TAYLOR, Neb. — Loup County High School is off the beaten path. It’s tucked away in the tiny town of Taylor, which is home to fewer than 200 people. The junior class has just seven students. But on Monday, two them and their teacher earned international recognition. 

That’s Norm Conard and he’s from the Lowell Milken Center for Unsung Heroes. He was in Taylor for a surprise assembly to honor Angel Estrada for being one of 14 finalists for the center’s Discovery Award. 

“It was just unreal. I was speechless," Estrada said. "I was just feeling all sorts of emotions.”

And he was there to present Madison Glidden with the outstanding high school project award.

“When he called me down, I was like, ‘oh my gosh,’" Glidden said. "And then he said international and I was like, ‘I won!’”

The competition challenges students to make a documentary, performance or website that tells the story of an unsung hero. Angel made a documentary on Dr. Elizabeth Catlett.

“We have similar interests, she’s an artist and I’m very into art as well," Estrada said. "We come from the same background. So I knew that she kind of clicked and I knew I wanted her story to be heard.”

Madison’s documentary profiled Dr. Susan La Flesche.
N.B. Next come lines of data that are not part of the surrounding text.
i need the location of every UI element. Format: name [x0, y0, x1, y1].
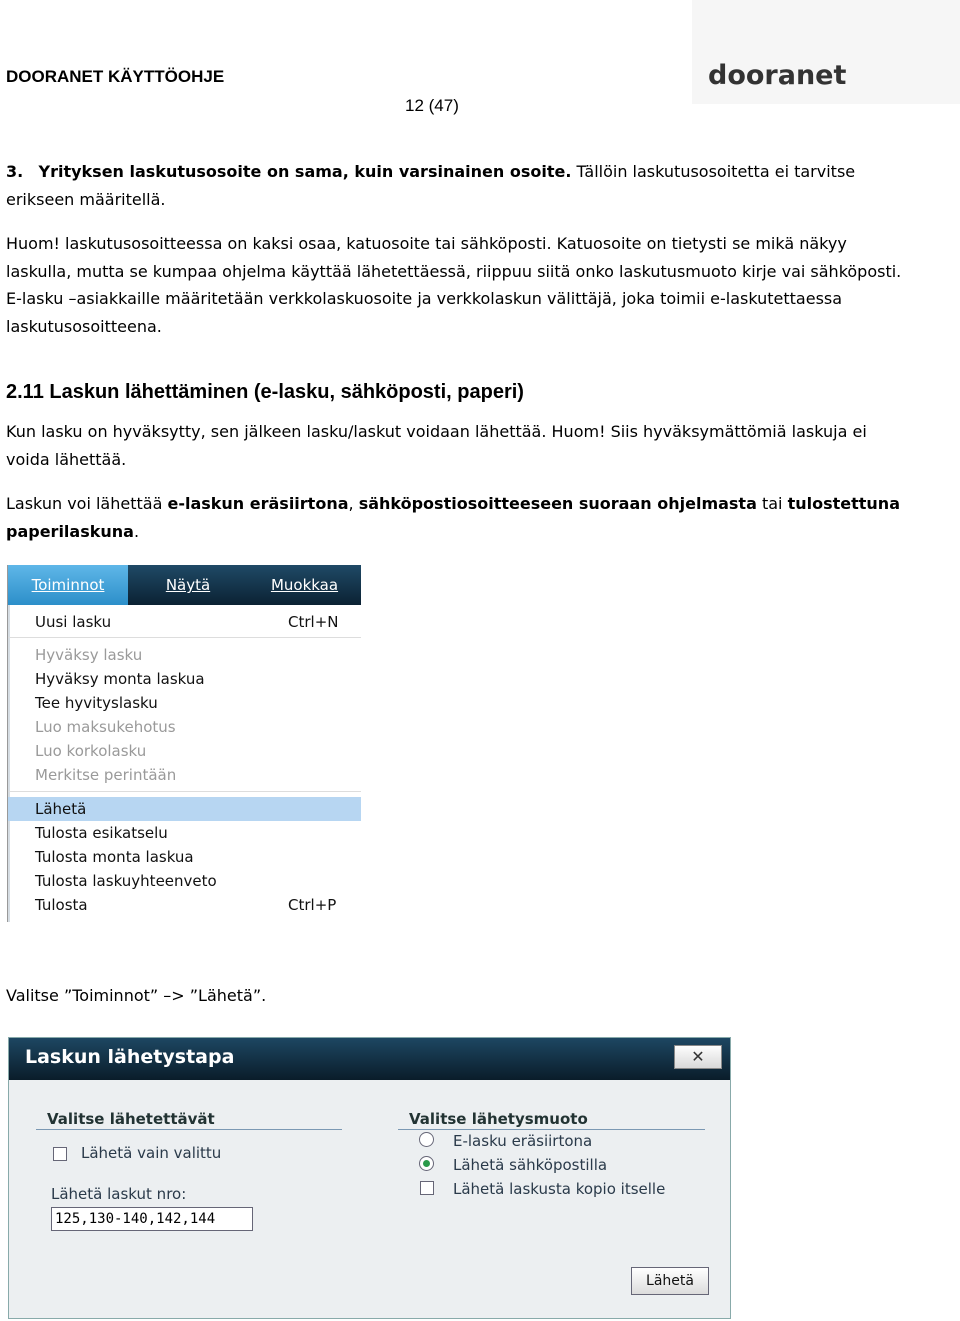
menu-item-label: Lähetä: [35, 800, 87, 818]
item-number: 3.: [6, 162, 24, 181]
menu-toiminnot[interactable]: [8, 565, 128, 605]
invoice-numbers-label: Lähetä laskut nro:: [51, 1185, 187, 1203]
close-button[interactable]: [674, 1045, 722, 1069]
group-divider: [36, 1129, 342, 1130]
right-group-title: Valitse lähetysmuoto: [409, 1110, 588, 1128]
e-invoice-radio[interactable]: [419, 1132, 434, 1147]
document-title: DOORANET KÄYTTÖOHJE: [6, 67, 225, 86]
menu-muokkaa[interactable]: [248, 565, 361, 605]
send-method-dialog: [8, 1037, 731, 1319]
menu-item-label: Tulosta: [35, 896, 88, 914]
dialog-title: Laskun lähetystapa: [25, 1046, 235, 1068]
menu-item-hyvityslasku[interactable]: [8, 691, 361, 715]
send-selected-only-label: Lähetä vain valittu: [81, 1144, 222, 1162]
menu-separator: [8, 791, 361, 792]
menu-item-label: Hyväksy monta laskua: [35, 670, 205, 688]
bold-text: tulostettuna paperilaskuna: [6, 494, 900, 541]
menu-item-korkolasku: [8, 739, 361, 763]
email-label: Lähetä sähköpostilla: [453, 1156, 608, 1174]
left-group-title: Valitse lähetettävät: [47, 1110, 215, 1128]
menu-label: Näytä: [165, 576, 211, 594]
menu-item-label: Tulosta laskuyhteenveto: [35, 872, 217, 890]
menu-item-tulosta[interactable]: [8, 893, 361, 917]
menu-label: Muokkaa: [270, 576, 339, 594]
menu-item-laheta[interactable]: [8, 797, 361, 821]
text: Laskun voi lähettää: [6, 494, 168, 513]
paragraph-rest: Tällöin laskutusosoitetta ei tarvitse erikseen määritellä.: [6, 162, 856, 209]
menu-item-label: Uusi lasku: [35, 613, 112, 631]
dialog-titlebar: [9, 1038, 730, 1080]
menu-item-tulosta-monta[interactable]: [8, 845, 361, 869]
paragraph-billing-address-same: [6, 158, 926, 213]
paragraph-note: Huom! laskutusosoitteessa on kaksi osaa, katuosoite tai sähköposti. Katuosoite on tietysti se mikä näkyy laskulla, mutta se kumpaa ohjelma käyttää lähetettäessä, riippuu siitä onko laskutusmuoto kirje vai sähköposti. E-lasku –asiakkaille määritetään verkkolaskuosoite ja verkkolaskun välittäjä, joka toimii e-laskutettaessa laskutusosoitteena.: [6, 234, 902, 336]
menu-item-label: Luo maksukehotus: [35, 718, 176, 736]
menu-separator: [8, 637, 361, 638]
menu-label: Toiminnot: [31, 576, 105, 594]
invoice-numbers-input[interactable]: 125,130-140,142,144: [51, 1207, 253, 1231]
dooranet-logo: dooranet: [708, 60, 847, 91]
logo-area: [692, 0, 960, 104]
text: ,: [348, 494, 359, 513]
menu-screenshot: [7, 565, 361, 922]
menu-item-label: Tulosta esikatselu: [35, 824, 168, 842]
menu-item-label: Hyväksy lasku: [35, 646, 143, 664]
menubar: [8, 565, 361, 605]
bold-text: sähköpostiosoitteeseen suoraan ohjelmasta: [358, 494, 757, 513]
menu-item-uusi-lasku[interactable]: [8, 610, 361, 634]
dropdown-menu: [8, 605, 361, 922]
text: tai: [756, 494, 788, 513]
close-icon: ✕: [691, 1047, 705, 1066]
menu-item-tulosta-esikatselu[interactable]: [8, 821, 361, 845]
menu-item-shortcut: Ctrl+P: [288, 896, 337, 914]
menu-nayta[interactable]: [128, 565, 248, 605]
menu-item-label: Merkitse perintään: [35, 766, 177, 784]
menu-item-laskuyhteenveto[interactable]: [8, 869, 361, 893]
menu-item-hyvaksy-lasku: [8, 643, 361, 667]
bold-statement: Yrityksen laskutusosoite on sama, kuin varsinainen osoite.: [38, 162, 572, 181]
section-heading: 2.11 Laskun lähettäminen (e-lasku, sähköposti, paperi): [6, 381, 524, 403]
page-number: 12 (47): [405, 96, 459, 115]
group-divider: [398, 1129, 705, 1130]
instruction-caption: Valitse ”Toiminnot” –> ”Lähetä”.: [6, 986, 267, 1005]
menu-item-perintaan: [8, 763, 361, 787]
menu-item-label: Luo korkolasku: [35, 742, 147, 760]
send-button[interactable]: Lähetä: [631, 1267, 709, 1295]
menu-item-hyvaksy-monta[interactable]: [8, 667, 361, 691]
copy-to-self-label: Lähetä laskusta kopio itselle: [453, 1180, 666, 1198]
menu-item-shortcut: Ctrl+N: [288, 613, 339, 631]
bold-text: e-laskun eräsiirtona: [167, 494, 349, 513]
send-selected-only-checkbox[interactable]: [53, 1147, 67, 1161]
menu-item-maksukehotus: [8, 715, 361, 739]
copy-to-self-checkbox[interactable]: [420, 1181, 434, 1195]
menu-item-label: Tulosta monta laskua: [35, 848, 194, 866]
menu-item-label: Tee hyvityslasku: [35, 694, 158, 712]
email-radio[interactable]: [419, 1156, 434, 1171]
paragraph-approved: Kun lasku on hyväksytty, sen jälkeen lasku/laskut voidaan lähettää. Huom! Siis hyväksymättömiä laskuja ei voida lähettää.: [6, 422, 867, 469]
e-invoice-label: E-lasku eräsiirtona: [453, 1132, 593, 1150]
text: .: [133, 521, 140, 541]
paragraph-send-methods: [6, 490, 906, 545]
“She wanted to help her people in every way that she could," Glidden said. "No matter how she was feeling, she wanted to make other people feel better and I want to do that.”

The Central Nebraska school is building a dynasty in the competition. Loup County’s Gracie Conrad won the overall grand prize last year.

“We have had winners from New York, California, Washington, Texas, Minnesota, Iowa — many places," Conard said. "But not one school with two winners, two years in a row.”

The school’s improbable success comes under the tutelage of teacher Megan Helberg. She received an outstanding educator award from the center.

“That was quite the surprise as well, he left that part out when we were going back and forth about the kids receiving their awards," Helberg said. "It’s an incredible honor to just even be associated with the Lowell Milken Center for Unsung Heroes.”

Helberg says the awards are a reflection of the community and the school.

“We want people to know that our little, tiny school public school is a quality school," Helberg said. "We are doing quality projects, we have students that are here competing on the top stage of the whole nation and the whole world.”